Professor Jack Freiberg will present “The Image of Pity in Santa Croce in Gerusalemme and the Catholic Monarchs” at the 59th annual meeting of the Renaissance Society of America in San Diego in April. Freiberg’s paper is part of the session “Before and After 1453: Preserving, Promoting, and Presenting Sacred Heritage between East and West” on Saturday, April 6. The session was organized by FSU alumni Timothy B. Smith of Birmingham-Southern College and Tanja L. Jones of the University of Alabama, Tuscaloosa. Freiberg’s paper investigates how the prominent Byzantine mosaic icon of Christ known as the Imago Pietatis (Image of Pity) became charged with new devotional and political meanings when it was brought to Rome toward the end of the fourteenth century, and how a century later those meanings were enlisted to honor the king and queen of Spain, Ferdinand of Aragon and Isabel of Castile. This study forms part of Freiberg’s broader investigation of Spanish royal patronage in Renaissance Rome.
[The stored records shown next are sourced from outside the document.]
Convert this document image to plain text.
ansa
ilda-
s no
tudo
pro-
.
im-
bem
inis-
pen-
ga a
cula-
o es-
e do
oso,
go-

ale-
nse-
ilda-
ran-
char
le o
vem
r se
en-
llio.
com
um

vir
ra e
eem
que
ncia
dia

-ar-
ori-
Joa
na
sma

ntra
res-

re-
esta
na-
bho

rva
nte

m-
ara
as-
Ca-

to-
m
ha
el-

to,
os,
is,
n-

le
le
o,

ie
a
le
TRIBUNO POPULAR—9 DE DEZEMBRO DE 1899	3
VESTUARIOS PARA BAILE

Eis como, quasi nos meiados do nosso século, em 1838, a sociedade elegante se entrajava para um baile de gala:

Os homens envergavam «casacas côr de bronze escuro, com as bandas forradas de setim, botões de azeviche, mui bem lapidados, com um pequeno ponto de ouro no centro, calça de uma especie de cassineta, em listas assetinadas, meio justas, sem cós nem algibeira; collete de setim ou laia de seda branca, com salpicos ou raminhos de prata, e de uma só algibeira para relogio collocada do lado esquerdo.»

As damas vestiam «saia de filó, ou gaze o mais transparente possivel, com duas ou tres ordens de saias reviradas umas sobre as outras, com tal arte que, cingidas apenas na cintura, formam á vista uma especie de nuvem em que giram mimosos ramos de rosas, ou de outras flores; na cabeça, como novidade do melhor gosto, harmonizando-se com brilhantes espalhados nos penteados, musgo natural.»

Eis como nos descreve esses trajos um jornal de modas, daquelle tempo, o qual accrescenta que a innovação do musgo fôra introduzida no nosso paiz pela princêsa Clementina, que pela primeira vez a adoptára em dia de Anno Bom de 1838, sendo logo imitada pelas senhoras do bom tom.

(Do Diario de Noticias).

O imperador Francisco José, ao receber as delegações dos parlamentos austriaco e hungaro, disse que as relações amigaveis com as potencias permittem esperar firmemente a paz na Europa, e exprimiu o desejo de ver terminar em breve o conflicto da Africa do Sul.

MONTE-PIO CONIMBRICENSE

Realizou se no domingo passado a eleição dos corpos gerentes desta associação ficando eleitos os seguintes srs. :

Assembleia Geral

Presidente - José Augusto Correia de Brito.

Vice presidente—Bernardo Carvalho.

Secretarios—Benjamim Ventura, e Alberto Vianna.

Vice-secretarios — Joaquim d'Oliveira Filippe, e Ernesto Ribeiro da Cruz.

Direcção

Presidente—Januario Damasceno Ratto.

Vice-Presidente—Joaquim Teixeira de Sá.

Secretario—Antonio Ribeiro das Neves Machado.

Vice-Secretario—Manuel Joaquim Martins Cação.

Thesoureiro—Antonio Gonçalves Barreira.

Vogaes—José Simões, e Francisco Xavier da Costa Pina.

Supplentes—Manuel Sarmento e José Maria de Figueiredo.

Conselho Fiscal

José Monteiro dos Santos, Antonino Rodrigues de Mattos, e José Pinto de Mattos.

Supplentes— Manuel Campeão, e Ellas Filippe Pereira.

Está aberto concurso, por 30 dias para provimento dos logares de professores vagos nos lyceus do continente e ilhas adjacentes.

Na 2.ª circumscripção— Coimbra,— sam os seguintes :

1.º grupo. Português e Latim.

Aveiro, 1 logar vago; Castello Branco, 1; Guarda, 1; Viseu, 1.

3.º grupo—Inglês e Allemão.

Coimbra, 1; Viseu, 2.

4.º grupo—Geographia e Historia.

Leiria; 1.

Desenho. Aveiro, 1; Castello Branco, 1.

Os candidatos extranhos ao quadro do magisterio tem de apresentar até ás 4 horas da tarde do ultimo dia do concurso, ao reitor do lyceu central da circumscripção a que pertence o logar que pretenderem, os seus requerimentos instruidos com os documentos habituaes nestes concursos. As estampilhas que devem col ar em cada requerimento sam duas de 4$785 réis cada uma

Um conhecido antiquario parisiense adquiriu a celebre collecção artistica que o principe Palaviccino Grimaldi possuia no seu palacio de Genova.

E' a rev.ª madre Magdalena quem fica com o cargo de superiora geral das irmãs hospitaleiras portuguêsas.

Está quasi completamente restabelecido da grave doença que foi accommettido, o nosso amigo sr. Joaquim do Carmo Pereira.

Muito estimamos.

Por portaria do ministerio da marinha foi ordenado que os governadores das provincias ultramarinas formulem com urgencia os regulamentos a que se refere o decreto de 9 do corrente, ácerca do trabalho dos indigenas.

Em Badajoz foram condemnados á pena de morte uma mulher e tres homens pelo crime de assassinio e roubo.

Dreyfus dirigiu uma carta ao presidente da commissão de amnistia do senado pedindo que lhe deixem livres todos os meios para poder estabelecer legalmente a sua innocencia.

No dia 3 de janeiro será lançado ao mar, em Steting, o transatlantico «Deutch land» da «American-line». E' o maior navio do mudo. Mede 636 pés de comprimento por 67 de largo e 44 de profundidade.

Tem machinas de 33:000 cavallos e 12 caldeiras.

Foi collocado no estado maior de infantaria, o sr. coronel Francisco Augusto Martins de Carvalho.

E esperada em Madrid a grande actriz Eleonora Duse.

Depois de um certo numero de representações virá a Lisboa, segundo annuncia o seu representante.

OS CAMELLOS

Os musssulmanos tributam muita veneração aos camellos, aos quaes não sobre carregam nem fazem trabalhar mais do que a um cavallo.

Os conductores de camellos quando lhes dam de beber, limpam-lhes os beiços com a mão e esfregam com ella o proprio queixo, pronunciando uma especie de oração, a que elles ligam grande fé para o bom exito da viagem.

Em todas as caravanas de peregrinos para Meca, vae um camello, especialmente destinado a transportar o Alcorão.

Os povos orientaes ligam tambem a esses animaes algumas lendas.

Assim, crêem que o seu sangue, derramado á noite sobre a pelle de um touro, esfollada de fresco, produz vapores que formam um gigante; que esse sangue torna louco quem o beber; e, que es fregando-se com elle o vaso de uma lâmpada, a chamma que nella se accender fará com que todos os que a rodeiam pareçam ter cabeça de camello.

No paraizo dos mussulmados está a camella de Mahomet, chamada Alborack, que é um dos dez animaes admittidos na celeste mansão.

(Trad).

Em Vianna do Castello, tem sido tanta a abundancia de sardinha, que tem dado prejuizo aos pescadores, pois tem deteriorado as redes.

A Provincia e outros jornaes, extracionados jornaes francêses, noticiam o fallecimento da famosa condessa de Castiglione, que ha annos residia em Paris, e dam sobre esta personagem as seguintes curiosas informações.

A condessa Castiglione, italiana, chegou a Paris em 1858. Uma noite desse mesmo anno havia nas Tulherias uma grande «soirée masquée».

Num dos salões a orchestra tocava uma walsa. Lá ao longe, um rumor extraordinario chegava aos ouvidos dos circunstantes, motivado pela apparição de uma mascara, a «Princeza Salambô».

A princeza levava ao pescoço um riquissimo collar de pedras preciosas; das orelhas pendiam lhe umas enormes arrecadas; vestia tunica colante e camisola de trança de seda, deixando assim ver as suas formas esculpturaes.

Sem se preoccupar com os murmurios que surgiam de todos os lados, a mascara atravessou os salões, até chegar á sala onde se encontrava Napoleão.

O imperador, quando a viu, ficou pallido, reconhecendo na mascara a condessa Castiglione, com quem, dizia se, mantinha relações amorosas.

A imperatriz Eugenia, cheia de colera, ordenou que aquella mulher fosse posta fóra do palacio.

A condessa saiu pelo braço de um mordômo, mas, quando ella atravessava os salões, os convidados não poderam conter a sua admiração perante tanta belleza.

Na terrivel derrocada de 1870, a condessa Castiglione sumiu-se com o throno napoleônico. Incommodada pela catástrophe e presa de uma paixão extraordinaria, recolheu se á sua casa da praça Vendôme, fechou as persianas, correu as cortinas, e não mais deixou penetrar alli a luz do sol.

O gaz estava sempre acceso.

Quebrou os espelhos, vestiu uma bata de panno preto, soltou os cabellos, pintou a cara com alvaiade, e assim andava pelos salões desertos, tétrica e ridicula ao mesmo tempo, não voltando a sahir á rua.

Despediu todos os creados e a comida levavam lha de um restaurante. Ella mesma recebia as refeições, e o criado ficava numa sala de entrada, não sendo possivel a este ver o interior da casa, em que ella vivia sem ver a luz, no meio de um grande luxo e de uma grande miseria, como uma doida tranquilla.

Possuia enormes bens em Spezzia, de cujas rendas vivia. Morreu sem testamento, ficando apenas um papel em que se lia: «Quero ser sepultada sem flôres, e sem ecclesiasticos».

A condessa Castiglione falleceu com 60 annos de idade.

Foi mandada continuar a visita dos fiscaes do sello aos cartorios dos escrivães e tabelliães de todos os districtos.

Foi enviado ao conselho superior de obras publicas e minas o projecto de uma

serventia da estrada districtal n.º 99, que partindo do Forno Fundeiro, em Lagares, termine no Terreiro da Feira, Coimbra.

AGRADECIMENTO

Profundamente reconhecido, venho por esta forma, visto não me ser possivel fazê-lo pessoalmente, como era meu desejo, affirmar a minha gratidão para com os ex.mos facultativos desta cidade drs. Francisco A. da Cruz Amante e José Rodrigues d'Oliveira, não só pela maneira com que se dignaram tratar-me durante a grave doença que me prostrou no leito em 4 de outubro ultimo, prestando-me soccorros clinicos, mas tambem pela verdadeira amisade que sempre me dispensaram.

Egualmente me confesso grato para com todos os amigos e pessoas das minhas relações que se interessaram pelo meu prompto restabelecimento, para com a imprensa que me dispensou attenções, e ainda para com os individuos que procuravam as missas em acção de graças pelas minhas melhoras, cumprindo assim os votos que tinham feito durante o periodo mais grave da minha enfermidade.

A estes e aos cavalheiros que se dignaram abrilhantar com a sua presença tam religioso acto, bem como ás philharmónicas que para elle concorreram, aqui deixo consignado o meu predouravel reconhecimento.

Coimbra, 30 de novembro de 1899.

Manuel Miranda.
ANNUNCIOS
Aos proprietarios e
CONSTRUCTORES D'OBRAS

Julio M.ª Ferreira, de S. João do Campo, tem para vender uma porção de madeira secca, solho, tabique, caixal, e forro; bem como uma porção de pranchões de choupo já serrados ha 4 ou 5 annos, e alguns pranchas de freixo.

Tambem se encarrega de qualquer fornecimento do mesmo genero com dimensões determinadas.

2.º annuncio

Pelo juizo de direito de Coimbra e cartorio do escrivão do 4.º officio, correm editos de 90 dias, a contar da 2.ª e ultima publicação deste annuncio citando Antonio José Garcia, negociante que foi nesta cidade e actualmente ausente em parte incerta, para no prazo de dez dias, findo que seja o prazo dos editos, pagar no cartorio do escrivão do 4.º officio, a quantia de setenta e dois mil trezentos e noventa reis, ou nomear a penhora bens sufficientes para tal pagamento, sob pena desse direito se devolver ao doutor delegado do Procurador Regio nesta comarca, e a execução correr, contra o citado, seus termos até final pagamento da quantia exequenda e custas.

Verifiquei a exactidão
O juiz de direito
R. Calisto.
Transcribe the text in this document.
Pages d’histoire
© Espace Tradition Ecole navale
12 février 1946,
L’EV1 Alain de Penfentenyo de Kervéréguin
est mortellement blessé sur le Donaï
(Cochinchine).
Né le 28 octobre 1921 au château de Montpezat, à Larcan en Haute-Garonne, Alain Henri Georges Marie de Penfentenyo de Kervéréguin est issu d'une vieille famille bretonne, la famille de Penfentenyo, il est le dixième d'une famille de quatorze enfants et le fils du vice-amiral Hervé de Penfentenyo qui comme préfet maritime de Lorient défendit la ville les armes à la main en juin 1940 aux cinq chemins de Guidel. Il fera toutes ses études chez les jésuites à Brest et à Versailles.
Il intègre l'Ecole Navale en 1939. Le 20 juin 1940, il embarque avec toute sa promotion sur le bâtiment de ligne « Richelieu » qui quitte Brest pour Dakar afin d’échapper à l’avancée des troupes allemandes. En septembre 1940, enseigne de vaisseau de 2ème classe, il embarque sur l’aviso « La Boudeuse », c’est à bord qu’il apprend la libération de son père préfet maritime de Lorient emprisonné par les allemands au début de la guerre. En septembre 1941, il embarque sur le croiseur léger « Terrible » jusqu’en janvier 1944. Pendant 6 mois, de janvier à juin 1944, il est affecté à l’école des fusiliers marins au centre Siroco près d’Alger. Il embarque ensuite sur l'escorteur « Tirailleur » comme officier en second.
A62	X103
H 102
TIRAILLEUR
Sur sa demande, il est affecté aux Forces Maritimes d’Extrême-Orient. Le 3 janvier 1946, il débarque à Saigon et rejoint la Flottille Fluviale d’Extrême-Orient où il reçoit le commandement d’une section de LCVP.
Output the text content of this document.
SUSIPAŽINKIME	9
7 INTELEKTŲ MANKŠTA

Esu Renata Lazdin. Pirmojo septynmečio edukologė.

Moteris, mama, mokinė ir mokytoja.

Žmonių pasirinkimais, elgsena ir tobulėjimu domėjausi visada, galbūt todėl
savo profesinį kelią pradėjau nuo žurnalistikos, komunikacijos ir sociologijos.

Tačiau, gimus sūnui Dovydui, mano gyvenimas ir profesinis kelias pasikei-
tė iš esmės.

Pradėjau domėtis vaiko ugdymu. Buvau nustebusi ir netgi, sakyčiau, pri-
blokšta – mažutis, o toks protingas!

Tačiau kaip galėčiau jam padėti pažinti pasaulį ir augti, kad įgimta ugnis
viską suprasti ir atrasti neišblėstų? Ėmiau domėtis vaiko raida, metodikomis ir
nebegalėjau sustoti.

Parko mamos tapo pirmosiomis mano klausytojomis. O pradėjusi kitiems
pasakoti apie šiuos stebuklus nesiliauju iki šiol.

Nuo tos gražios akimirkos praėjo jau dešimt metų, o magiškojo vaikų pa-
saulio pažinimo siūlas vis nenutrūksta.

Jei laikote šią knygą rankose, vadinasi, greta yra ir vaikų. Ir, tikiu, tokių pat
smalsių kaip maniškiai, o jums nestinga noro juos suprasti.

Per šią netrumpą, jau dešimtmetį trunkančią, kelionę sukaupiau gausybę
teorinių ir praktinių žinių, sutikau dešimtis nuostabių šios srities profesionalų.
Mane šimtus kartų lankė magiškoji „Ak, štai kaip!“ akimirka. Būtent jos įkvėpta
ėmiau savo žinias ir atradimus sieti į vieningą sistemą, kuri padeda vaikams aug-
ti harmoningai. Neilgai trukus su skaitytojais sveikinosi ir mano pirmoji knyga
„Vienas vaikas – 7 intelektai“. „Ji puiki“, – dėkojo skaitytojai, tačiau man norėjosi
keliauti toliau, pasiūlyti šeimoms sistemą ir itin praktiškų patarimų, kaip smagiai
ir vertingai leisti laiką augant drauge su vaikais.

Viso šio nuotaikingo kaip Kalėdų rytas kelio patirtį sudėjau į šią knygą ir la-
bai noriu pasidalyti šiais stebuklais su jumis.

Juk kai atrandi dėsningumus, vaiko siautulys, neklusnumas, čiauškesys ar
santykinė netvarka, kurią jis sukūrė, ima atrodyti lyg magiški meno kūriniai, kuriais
The Byzantine mosaic icon of Christ preserved in the Roman basilica of Santa Croce in Gerusalemme is distinguished among the many eastern objects that migrated to the West during the fourteenth and fifteenth centuries by its legendary association with Pope Gregory the Great. The process of promoting the icon as the one Gregory had created to immortalize the vision of Christ he experienced while celebrating Mass, and how that process formed part of a broader campaign to honor Ferdinand of Aragon and Isabel of Castile provide the themes of Freiberg’s paper. In the wake of the fall of Constantinople, and the ongoing struggle to defend the faith, the eastern icon was identified as a western relic attesting to the power of faith and as a politicized image pointing to the Christian recovery of Jerusalem.